Crowd-funding is another avenue that opens financing possibilities for SMEs. Furthermore, the role of equity markets is important as they allow venture capital companies to be sold to the public in an initial public offering (IPO), and more generally can provide risk capital for mid-cap companies (conventionally companies with a market capitalization of between USD 2-10 billion.48 Corporate governance reform is fundamental to the well-functioning of a dynamic private sector and Inclusive Growth. The ability of equity markets to serve the real economy has weakened. This concerns both the primary markets, where growth companies should be able to raise risk capital to innovate, expand and create jobs, as well as the secondary markets where the shares of already listed companies are traded. A decade of far-reaching changes in investment practices, corporate ownership structures and the functioning of stock markets is challenging the conventional wisdom and the relevance of current corporate governance standards. Corporate governance policies should be adapted to better serve the needs of growth companies and those intermediaries who want to take a long-term perspective.
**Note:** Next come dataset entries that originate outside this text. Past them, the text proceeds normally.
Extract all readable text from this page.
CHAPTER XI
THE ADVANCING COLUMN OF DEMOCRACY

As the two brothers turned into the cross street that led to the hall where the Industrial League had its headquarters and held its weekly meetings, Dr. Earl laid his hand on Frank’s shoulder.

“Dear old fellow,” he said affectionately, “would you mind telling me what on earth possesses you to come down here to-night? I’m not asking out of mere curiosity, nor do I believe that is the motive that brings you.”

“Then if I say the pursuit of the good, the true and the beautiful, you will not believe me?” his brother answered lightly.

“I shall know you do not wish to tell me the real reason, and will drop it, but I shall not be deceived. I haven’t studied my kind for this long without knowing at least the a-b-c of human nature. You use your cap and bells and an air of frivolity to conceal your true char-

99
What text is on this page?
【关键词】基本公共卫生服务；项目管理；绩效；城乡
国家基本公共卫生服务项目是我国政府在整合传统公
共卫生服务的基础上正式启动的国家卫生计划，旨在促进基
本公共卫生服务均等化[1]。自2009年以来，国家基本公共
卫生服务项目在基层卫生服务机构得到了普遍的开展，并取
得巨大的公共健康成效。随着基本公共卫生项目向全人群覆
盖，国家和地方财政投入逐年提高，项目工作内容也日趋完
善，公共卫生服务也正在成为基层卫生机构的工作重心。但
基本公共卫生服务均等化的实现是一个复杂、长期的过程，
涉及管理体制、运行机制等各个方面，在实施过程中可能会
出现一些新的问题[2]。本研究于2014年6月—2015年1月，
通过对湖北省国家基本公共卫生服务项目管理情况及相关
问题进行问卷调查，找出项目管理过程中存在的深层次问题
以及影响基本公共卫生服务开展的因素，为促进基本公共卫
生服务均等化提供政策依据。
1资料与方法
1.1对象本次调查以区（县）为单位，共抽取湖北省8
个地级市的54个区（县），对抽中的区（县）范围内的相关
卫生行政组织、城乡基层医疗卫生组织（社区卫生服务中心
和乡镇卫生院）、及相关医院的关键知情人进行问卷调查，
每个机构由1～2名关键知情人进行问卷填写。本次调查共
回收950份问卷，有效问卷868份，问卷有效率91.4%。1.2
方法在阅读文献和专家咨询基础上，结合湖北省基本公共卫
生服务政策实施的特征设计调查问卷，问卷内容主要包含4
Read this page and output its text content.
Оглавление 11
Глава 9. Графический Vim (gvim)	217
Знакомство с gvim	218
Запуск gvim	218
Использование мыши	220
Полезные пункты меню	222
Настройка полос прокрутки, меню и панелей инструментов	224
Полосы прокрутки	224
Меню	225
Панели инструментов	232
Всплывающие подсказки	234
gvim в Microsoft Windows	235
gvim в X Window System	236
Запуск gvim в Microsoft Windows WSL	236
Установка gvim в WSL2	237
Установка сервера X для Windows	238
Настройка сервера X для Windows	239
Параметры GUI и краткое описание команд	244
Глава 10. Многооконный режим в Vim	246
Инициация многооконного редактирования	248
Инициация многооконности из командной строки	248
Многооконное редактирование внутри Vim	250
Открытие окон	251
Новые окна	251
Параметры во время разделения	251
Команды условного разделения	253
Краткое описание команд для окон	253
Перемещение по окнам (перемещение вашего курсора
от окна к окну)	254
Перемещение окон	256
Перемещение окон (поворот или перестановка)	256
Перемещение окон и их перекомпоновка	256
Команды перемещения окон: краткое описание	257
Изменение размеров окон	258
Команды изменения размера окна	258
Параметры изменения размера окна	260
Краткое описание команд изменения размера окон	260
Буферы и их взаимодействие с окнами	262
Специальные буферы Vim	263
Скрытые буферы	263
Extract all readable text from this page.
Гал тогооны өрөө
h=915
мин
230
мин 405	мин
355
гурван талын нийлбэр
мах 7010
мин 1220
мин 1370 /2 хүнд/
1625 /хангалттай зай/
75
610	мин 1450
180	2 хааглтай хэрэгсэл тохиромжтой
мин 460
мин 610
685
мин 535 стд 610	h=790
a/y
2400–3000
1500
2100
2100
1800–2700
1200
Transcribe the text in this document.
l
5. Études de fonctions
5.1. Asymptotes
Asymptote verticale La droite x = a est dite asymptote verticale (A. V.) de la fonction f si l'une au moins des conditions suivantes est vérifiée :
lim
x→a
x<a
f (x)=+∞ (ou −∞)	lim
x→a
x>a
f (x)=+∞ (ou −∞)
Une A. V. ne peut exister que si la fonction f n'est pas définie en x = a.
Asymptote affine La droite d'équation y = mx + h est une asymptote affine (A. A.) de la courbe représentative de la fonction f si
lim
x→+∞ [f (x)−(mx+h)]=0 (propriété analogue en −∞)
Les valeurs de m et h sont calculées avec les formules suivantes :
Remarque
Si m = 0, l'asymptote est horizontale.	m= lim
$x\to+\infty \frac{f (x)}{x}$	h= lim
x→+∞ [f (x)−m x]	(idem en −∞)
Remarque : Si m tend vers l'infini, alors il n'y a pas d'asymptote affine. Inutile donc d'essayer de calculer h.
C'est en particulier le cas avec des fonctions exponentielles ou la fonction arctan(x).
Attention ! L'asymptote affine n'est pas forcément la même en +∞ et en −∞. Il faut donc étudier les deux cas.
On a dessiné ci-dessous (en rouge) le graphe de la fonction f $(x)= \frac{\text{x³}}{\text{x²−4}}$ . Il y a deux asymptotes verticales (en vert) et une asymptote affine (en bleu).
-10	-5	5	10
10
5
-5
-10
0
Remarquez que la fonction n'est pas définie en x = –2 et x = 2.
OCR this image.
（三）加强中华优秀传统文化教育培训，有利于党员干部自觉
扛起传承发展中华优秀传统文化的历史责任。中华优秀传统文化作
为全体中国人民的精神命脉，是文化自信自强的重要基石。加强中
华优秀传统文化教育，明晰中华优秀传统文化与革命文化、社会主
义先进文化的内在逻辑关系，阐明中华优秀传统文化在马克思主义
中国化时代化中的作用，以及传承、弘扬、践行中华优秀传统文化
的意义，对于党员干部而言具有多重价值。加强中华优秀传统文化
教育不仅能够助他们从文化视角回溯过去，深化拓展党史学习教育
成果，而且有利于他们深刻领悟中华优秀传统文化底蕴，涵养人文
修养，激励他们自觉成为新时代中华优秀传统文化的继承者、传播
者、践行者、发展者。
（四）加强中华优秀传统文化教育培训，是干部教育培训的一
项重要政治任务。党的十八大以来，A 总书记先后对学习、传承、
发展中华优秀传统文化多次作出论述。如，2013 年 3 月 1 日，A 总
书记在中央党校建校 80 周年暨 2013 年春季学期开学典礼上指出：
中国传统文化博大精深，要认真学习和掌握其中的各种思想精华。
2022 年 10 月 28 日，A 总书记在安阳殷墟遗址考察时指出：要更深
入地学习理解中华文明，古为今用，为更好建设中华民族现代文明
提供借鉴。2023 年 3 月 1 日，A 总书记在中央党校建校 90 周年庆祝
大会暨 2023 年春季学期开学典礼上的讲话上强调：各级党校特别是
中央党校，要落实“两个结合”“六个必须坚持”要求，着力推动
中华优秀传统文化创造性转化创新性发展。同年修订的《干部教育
Reducing the conflicts of interest and the complexity in the investment chain from households to corporations will provide an opportunity for achieving Inclusive Growth where individual households can share in the wealth created by the corporate sector.

Institutional investors such as pension funds, insurers and sovereign wealth funds, represent a potentially major source of long-term financing for illiquid assets such as infrastructure. Over the last decade, these investors have been looking for new sources of long-term, inflation protected returns. Asset allocation trends observed in recent years show a gradual globalisation of portfolios with an increased interest in emerging markets and diversification into new asset classes. However, the role of institutional investors in long-term financing is constrained not only by the short-termism increasingly pervasive in capital markets but also by structural and policy barriers such as regulatory disincentives, lack of appropriate financing vehicles, limited investment and risk management expertise, transparency, viability issues and a lack of appropriate data and investment benchmarks for illiquid assets. The matching of longterm liabilities for pension and insurance companies requires sound long-term investments that are suitable for pension funds in terms of viability and duration. Infrastructure investment has the potential to develop financing vehicles that could be well suited to such aims. Developing the right policy frameworks and financial products is therefore a critical and integral part of financial reforms and policy making.

Focusing on individuals and financial consumers

Policies also need to address these problems at the level of individuals and consumers of financial services. Fostering financial education and consumer protection is essential to equipping the most vulnerable groups with the basic skills and competencies they need in order to efficiently use financial services available to them and make informed financial choices as well as to effectively protect these groups against the effects of unfair practices. With a view to consistently addressing these issues, two sets of Principles endorsed by G20 Leaders in 2011 and 2012 respectively were developed on Financial Consumer Protection by the OECD dedicated task force and on National Strategies for Financial Education by the OECD and its International Network on Financial Education (INFE). These Principles provide a fundamental framework and guidance to design and implement policies to develop consumers’ financial awareness and skills while at the same time ensuring that they are adequately informed and protected in their dealings with financial institutions.